Heavy clomps of boots sounded, and the women all exchanged a look. “Rain’s driven them inside. I guess we’d better start baking,” Mrs. Dalton said and heaved herself from her recliner.

Sabrina looked up and froze at the sight. Seven strong, very wet men stood in the doorway. The younger crew was shirtless, including Beck.

Their gazes locked and heated to a boil in 2.3 seconds. Her heart took off and she was helpless against her body’s reaction.

She still wanted him. Who wouldn’t? He was a god of a man, built to perfection with smoldering eyes, and they shared a child. At one time they’d given their bodies wholeheartedly.

The dark-haired woman was passing out towels. She handed one to Beck, and he shot her a smile. “Thank ya, Maya.”

A dark serpent slithered through Sabrina’s chest. Seeing her man smile for another woman, even if it was his sister-in-law—

What am I thinking? He’s not my man. He’s…just Owen’s father.

But he wasn’t looking at Sabrina as if he were nothing to her. He rubbed the towel over his golden-tan muscles with maddening slowness, holding her gaze the whole time. Finally he dipped his head, removed his hat and started toweling his hair. It was wet at the back, the strands darker and curling.

Her heart hitched.

Then he slung the towel around his neck and came forward, wet jeans, muddy boots and all.

“Your momma must be a very tolerant woman. Allowing you on the carpet with muddy boots?”

“She’ll holler at me, and I’ll take them off in a minute. I just wanted to say hi to this little guy.” His face creased in a grin as he squatted and looked into his son’s face.

Owen grunted and offered him the keys. Beck took them, unfazed by the drool. He brought them within a few inches of his mouth and pretended to chew them. Owen squealed in delight, and Sabrina couldn’t help it—she laughed.

Beck’s gaze flashed to her, the smile wiped off his face.

“What?” she asked, nervous.

“I haven’t heard you laugh like that in a long time. I…” His throat worked and his jaw ticked. “It’s nice, Sabrina. I always loved your laugh.”

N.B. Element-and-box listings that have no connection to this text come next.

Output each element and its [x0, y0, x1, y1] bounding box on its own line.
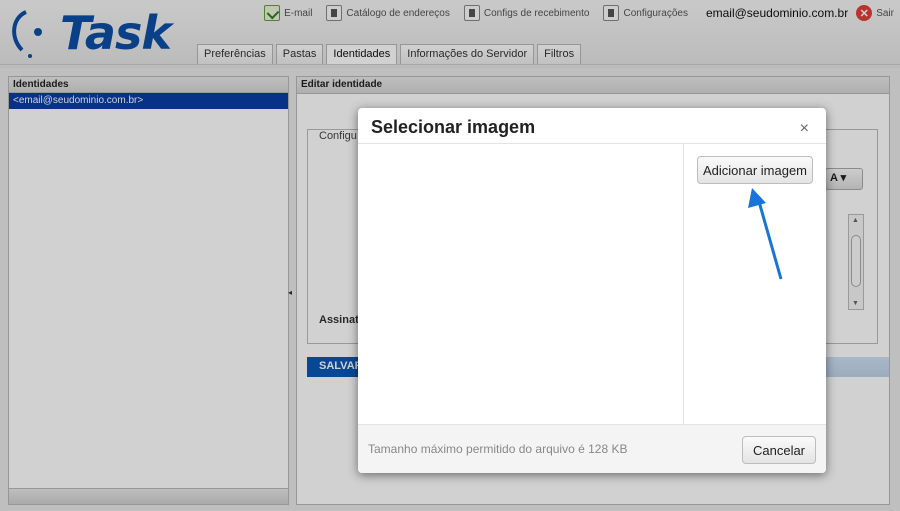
- add-image-button[interactable]: Adicionar imagem: [697, 156, 813, 184]
- dialog-header: Selecionar imagem ×: [358, 108, 826, 144]
- dialog-divider: [683, 144, 684, 424]
- cancel-button[interactable]: Cancelar: [742, 436, 816, 464]
- select-image-dialog: Selecionar imagem × Adicionar imagem Tam…: [358, 108, 826, 473]
- dialog-footer: Tamanho máximo permitido do arquivo é 12…: [358, 424, 826, 473]
- pointer-arrow-icon: [748, 188, 783, 280]
- dialog-title: Selecionar imagem: [371, 117, 536, 137]
- dialog-body: Adicionar imagem: [358, 144, 826, 424]
- file-size-note: Tamanho máximo permitido do arquivo é 12…: [368, 442, 628, 456]
- close-icon[interactable]: ×: [800, 120, 809, 138]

She gaped at him. Had he liked her laugh? He’d never said anything like that to her. And she’d remember. At one time she’d hung the moon and stars on his words.

Her throat was tight.

He plopped down cross-legged and hauled Owen onto his lower legs that were mostly dry. She watched father and son exchange gibberish as well as a set of saliva-covered plastic keys.

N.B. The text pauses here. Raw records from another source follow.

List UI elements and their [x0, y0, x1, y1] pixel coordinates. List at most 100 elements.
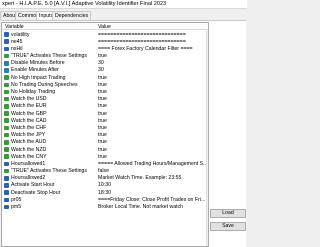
bool-type-icon — [4, 104, 9, 109]
variable-name: Enable Minutes After — [11, 67, 59, 74]
variable-value[interactable]: true — [98, 125, 206, 131]
scrollbar-thumb[interactable] — [207, 40, 208, 200]
number-type-icon — [4, 68, 9, 73]
variable-name: Activate Start Hour — [11, 182, 55, 189]
string-type-icon — [4, 197, 9, 203]
variable-value[interactable]: true — [98, 75, 206, 81]
load-button[interactable]: Load — [210, 209, 246, 218]
variable-name: Watch the USD — [11, 96, 47, 103]
table-row[interactable]: Disable Minutes Before 30 — [2, 60, 208, 67]
variable-name: Deactivate Stop Hour — [11, 189, 61, 196]
bool-type-icon — [4, 154, 9, 159]
variable-name: pm5 — [11, 204, 22, 210]
table-row[interactable]: No High Impact Trading true — [2, 74, 208, 81]
string-type-icon — [4, 161, 9, 167]
string-type-icon — [4, 175, 9, 181]
table-row[interactable]: Watch the NZD true — [2, 146, 208, 153]
bool-type-icon — [4, 96, 9, 102]
table-row[interactable]: Watch the CHF true — [2, 124, 208, 131]
variable-name: "TRUE" Activates These Settings — [11, 168, 87, 175]
variable-value[interactable]: ============================= — [98, 32, 206, 38]
title-bar: xpert - H.I.A.P.E. 5.0 [A.V.I.] Adaptive… — [0, 0, 247, 9]
string-type-icon — [4, 32, 9, 37]
table-row[interactable]: No Holiday Trading true — [2, 89, 208, 96]
variable-value[interactable]: ====Friday Close: Close Profit Trades on… — [98, 197, 206, 203]
variable-column-header[interactable]: Variable — [5, 24, 24, 30]
number-type-icon — [4, 60, 9, 66]
grid-rows: volatility ============================= n… — [2, 31, 208, 211]
table-row[interactable]: Watch the GBP true — [2, 110, 208, 117]
variable-value[interactable]: true — [98, 53, 206, 59]
variable-value[interactable]: true — [98, 139, 206, 145]
variable-value[interactable]: true — [98, 147, 206, 153]
variable-value[interactable]: true — [98, 132, 206, 138]
variable-value[interactable]: true — [98, 118, 206, 124]
variable-value[interactable]: 18:30 — [98, 190, 206, 196]
variable-name: volatility — [11, 31, 30, 38]
inputs-grid: Variable Value volatility ===============… — [1, 22, 209, 247]
string-type-icon — [4, 46, 9, 52]
bool-type-icon — [4, 75, 9, 80]
variable-value[interactable]: true — [98, 111, 206, 117]
variable-name: Watch the CAD — [11, 117, 47, 124]
table-row[interactable]: "TRUE" Activates These Settings false — [2, 168, 208, 175]
bool-type-icon — [4, 125, 9, 131]
table-row[interactable]: Watch the CAD true — [2, 117, 208, 124]
variable-value[interactable]: 30 — [98, 67, 206, 73]
variable-value[interactable]: ===== Allowed Trading Hours/Management S… — [98, 161, 206, 167]
variable-value[interactable]: 30 — [98, 60, 206, 66]
variable-name: Disable Minutes Before — [11, 60, 65, 67]
variable-value[interactable]: ============================= — [98, 39, 206, 45]
table-row[interactable]: volatility ============================= — [2, 31, 208, 38]
variable-name: Watch the CNY — [11, 153, 47, 160]
variable-value[interactable]: Market Watch Time. Example: 23:55 — [98, 175, 206, 181]
table-row[interactable]: pr05 ====Friday Close: Close Profit Trade… — [2, 196, 208, 203]
vertical-scrollbar[interactable] — [206, 30, 208, 246]
tab-dependencies[interactable]: Dependencies — [52, 11, 92, 20]
variable-value[interactable]: 10:30 — [98, 182, 206, 188]
bool-type-icon — [4, 168, 9, 174]
variable-name: pr05 — [11, 196, 22, 203]
window-title: xpert - H.I.A.P.E. 5.0 [A.V.I.] Adaptive… — [2, 1, 167, 7]
variable-name: ne45 — [11, 38, 23, 45]
table-row[interactable]: Activate Start Hour 10:30 — [2, 182, 208, 189]
table-row[interactable]: pm5 Broker Local Time. Not market watch — [2, 204, 208, 211]
bool-type-icon — [4, 53, 9, 59]
bool-type-icon — [4, 89, 9, 95]
table-row[interactable]: "TRUE" Activates These Settings true — [2, 53, 208, 60]
variable-name: Watch the EUR — [11, 103, 47, 110]
table-row[interactable]: Watch the USD true — [2, 96, 208, 103]
variable-name: No High Impact Trading — [11, 74, 66, 81]
table-row[interactable]: ne45 ============================= — [2, 38, 208, 45]
variable-value[interactable]: ==== Forex Factory Calendar Filter ==== — [98, 46, 206, 52]
variable-name: Watch the GBP — [11, 110, 47, 117]
variable-value[interactable]: true — [98, 96, 206, 102]
value-column-header[interactable]: Value — [98, 24, 111, 30]
table-row[interactable]: Watch the AUD true — [2, 139, 208, 146]
table-row[interactable]: Watch the CNY true — [2, 153, 208, 160]
table-row[interactable]: Watch the JPY true — [2, 132, 208, 139]
variable-value[interactable]: true — [98, 82, 206, 88]
table-row[interactable]: Hoursallowed2 Market Watch Time. Example:… — [2, 175, 208, 182]
variable-name: No Trading During Speeches — [11, 81, 78, 88]
table-row[interactable]: Deactivate Stop Hour 18:30 — [2, 189, 208, 196]
variable-name: Watch the NZD — [11, 146, 47, 153]
variable-name: Watch the CHF — [11, 124, 47, 131]
table-row[interactable]: nsHil ==== Forex Factory Calendar Filter … — [2, 45, 208, 52]
variable-name: Hoursallowed2 — [11, 175, 46, 182]
variable-name: Watch the JPY — [11, 132, 46, 139]
string-type-icon — [4, 39, 9, 44]
variable-value[interactable]: true — [98, 154, 206, 160]
table-row[interactable]: Watch the EUR true — [2, 103, 208, 110]
variable-name: Watch the AUD — [11, 139, 47, 146]
variable-value[interactable]: true — [98, 103, 206, 109]
bool-type-icon — [4, 132, 9, 138]
save-button[interactable]: Save — [210, 222, 246, 231]
variable-value[interactable]: false — [98, 168, 206, 174]
variable-value[interactable]: Broker Local Time. Not market watch — [98, 204, 206, 210]
table-row[interactable]: Hoursallowed1 ===== Allowed Trading Hours… — [2, 160, 208, 167]
table-row[interactable]: Enable Minutes After 30 — [2, 67, 208, 74]
table-row[interactable]: No Trading During Speeches true — [2, 81, 208, 88]
bool-type-icon — [4, 111, 9, 116]
variable-value[interactable]: true — [98, 89, 206, 95]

Beck shifted his attention from Owen to her. When he settled a hand on her thigh, she gave a start. Electric heat shot up her leg straight to her pussy.

That’s how I got in trouble last time. I can’t react this way to him.

It was impossible to shut down her body, though. It had a control center of its own, and it seemed to be ruled by Beck Dalton. It was bad enough he was a glorious cowboy. Did he have to be a better dad than she’d ever dreamed possible?